In this situation, good improvisers would say, “We think our world looks like this picture.” The first thing leaders need to do to stop their people from boarding the Freakout Train is to create an accurate portrayal of the facts in the scene or the economic landscape. Once the real picture is clear, leaders must restate reality and recommunicate all the things their people do well. Focus on even the smallest wins. Use your core talent. We all need to take off the glasses of the pessimist and put on the glasses of a sleuth, and then peer inside the tornado of radical change that’s in every company’s backyard. We may find that it’s not filled with debris, but with pure gold! In her book, Change the Way You See Everything, psychologist Kathy Cramer says that it’s not whether your glass is half full or half empty. The question is, “What’s in your glass?” What opportunities are in there that our competitors aren’t seeing? What assets can we use? What are we good at? What are we the best at?
Consider the biggest lessons that you’ve learned – as a company and as a person. Did you learn those things when times were perfect, or when times were bad? When we are really good at something, it’s usually because of the things we learned when times were really bad. Therefore, if you believe that the best learning occurs in the least perfect times, then we’re experiencing the most wonderful, opportunistic times of our lives because we’re going to learn so much!
This may sound trite, but in 10 years, when we’re safer, we’ll look back at today and say, “Wow! We learned a lot back then!” The improv expert knows that he can take every moment of a chaotic scene and use it to learn to innovate more, to grow and improve the scene, to serve customers better, and to build a better organization for tomorrow. Rarely do we see this much chaotic raw material in the marketplace. The potential for creative growth is at an all-time high!

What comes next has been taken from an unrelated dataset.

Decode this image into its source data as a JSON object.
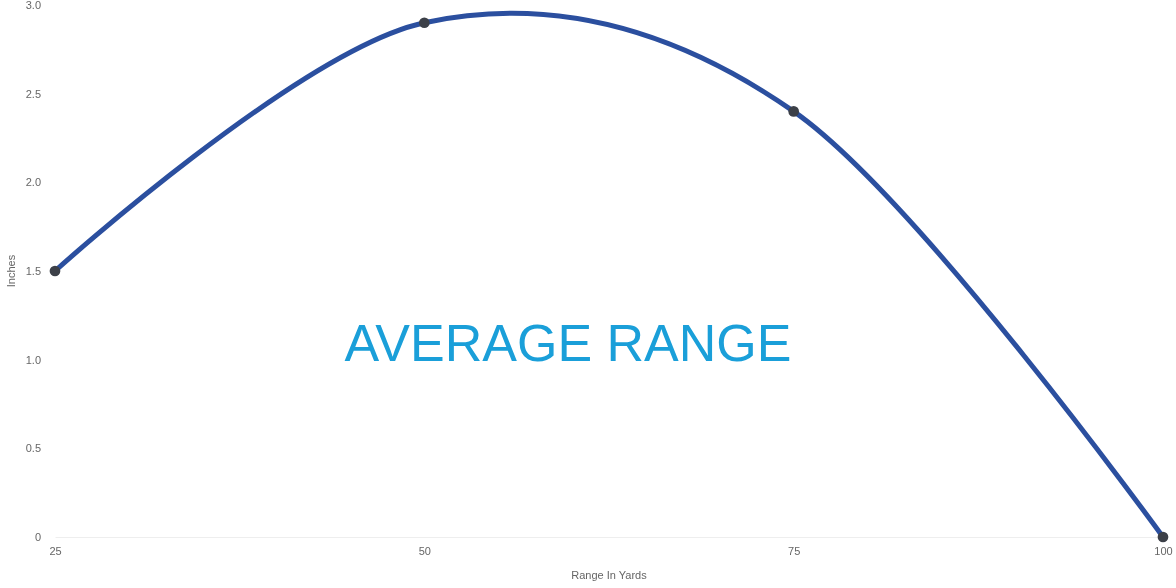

As leaders, we need to help people see adversity as a gift. The most fabulous idea could be the next one that we have. We need to show our people how to get off that train of fear and help them see frustration and bad news as raw material for improvisation and new opportunities. We need to help people realize that, regardless of what the news is reporting, we have everything we need to do things now. We have our innate talents. We may have an unclear future and a slashed budget, but in a culture of innovation and creativity, we still have a lot to work with.
We need to encourage our people to refuse to take any negative parts of the past with us into the future, because that won’t help us grow or keep positive. When a culture turns dark, some people get angry – but others gain insights that help us move the scene forward.
In the end, there is no more useless and ineffective behavior than worrying about the future when we don’t have facts to form even a hypothesis about what could happen. Be a leader who maximizes every single minute. It’s your job to model “making the most of a bad situation.” The key to getting people off the Freakout Train is helping them see the true picture, guiding them to see the possibilities for innovation, and demonstrating how to use “bad news” as the main ingredient for the next breakthrough scene of your business.